Share

Part 5 Dua Perempuan 2

Alita tersenyum. Senyuman yang terlihat sinis bagi Hani. "Jadi, aku harus minta izin sama Dea. Gitu?"

Hani menahan rasa yang nyaris meledak dalam dadanya. Perempuan di sampingnya ini memang tidak tahu bagaimana menjaga perasaan orang lain. Ingin rasanya mencakar dan mencabik-cabik wajah yang tak menunjukkan empati sama sekali.

"Setidaknya kamu bisa menjaga perasaan orang lain. Apalagi kamu tahu bagaimana perasaan Dea pada Gama."

Lagi-lagi Alita tersenyum sambil membuang pandang. "Tapi Gama sudah nggak ada perasaan lagi pada Dea. Gama hanya menganggap Dea sebagai ibu dari anaknya. Itu saja. Kalau dia sudah nggak mau kenapa Dea masih berharap. Salah siapa kalau begini? Bucin sendiri."

Hani benar-benar harus mengontrol emosi. Wanita di depannya ini laiknya srigala berbulu domba. Padahal selama ini terlihat begitu manis dan lembut di depan Dea. "Kamu bisa ya ngomong seperti ini? Pada teman yang hampir setiap hari duduk makan bersamamu. Jalan dan curhat bersama. Jadi sikapmu yang terlihat baik pada Dea hanya kamuflase saja. Aku nggak nyangka kamu seperti itu, Lita."

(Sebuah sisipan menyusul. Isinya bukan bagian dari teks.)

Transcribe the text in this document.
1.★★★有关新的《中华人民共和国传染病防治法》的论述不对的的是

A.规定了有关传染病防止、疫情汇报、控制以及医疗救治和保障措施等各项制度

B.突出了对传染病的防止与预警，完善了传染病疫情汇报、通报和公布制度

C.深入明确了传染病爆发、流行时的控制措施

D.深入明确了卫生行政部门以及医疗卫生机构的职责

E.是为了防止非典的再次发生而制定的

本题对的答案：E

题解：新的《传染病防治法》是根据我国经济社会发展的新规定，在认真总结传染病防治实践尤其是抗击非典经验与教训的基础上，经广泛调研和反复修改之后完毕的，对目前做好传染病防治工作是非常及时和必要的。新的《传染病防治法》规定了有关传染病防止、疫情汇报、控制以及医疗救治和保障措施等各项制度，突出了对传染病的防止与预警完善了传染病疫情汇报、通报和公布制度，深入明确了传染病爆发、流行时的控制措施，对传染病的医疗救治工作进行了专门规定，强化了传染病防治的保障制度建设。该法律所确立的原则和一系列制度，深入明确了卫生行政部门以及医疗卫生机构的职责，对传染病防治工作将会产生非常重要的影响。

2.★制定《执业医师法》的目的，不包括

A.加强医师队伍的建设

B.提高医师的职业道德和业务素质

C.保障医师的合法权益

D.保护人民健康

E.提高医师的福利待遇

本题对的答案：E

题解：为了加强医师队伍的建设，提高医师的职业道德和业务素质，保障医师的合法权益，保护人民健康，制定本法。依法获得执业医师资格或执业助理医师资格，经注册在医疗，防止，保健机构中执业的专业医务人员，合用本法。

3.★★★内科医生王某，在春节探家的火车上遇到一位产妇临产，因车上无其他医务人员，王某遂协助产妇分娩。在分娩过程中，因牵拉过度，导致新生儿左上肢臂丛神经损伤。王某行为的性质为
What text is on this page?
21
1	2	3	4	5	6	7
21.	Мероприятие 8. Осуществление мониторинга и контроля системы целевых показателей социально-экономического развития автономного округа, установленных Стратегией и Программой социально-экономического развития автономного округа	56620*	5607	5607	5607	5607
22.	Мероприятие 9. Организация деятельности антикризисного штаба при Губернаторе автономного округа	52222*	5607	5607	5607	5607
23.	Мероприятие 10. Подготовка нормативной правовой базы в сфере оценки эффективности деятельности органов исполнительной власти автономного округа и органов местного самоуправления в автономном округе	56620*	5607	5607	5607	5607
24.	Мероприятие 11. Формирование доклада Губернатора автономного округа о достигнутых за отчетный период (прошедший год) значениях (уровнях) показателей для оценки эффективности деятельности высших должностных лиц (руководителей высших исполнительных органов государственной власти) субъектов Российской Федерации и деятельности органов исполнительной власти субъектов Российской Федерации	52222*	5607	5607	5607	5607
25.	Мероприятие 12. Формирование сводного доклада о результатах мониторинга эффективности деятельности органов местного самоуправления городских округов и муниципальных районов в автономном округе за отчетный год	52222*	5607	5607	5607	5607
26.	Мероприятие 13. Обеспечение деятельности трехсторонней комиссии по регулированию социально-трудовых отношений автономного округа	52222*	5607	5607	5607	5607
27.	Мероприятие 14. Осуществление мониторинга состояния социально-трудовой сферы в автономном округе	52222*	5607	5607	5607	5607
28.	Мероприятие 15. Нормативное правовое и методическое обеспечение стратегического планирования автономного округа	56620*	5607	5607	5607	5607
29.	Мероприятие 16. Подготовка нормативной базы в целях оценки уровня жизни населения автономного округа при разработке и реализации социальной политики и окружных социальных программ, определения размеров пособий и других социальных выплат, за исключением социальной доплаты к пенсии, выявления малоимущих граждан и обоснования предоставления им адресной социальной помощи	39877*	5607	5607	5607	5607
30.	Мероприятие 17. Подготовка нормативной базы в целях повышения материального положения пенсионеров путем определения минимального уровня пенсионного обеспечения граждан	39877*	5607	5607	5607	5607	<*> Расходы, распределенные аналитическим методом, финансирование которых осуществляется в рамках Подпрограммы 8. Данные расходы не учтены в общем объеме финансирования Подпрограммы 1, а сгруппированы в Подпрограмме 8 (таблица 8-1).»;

"Loh, siapa yang mulai? Kamu kan yang mulai. Padahal jelas mereka nggak ada hubungan apa-apa lagi. Bahkan Gama sudah nggak ada rasa lagi sama Dea. Kenapa dipermasalahkan. Dea kan yang minta cerai duluan?"

"Kamu tahu permasalahan seperti apa yang mereka hadapi dulu? Apa kamu juga yakin Gama sudah hilang rasa sama Dea?"

"Buktinya Gama lebih memilih hendak menikahiku daripada rujuk dengan Dea. Ini sudah jelas 'kan, cintanya Gama sekarang pada siapa?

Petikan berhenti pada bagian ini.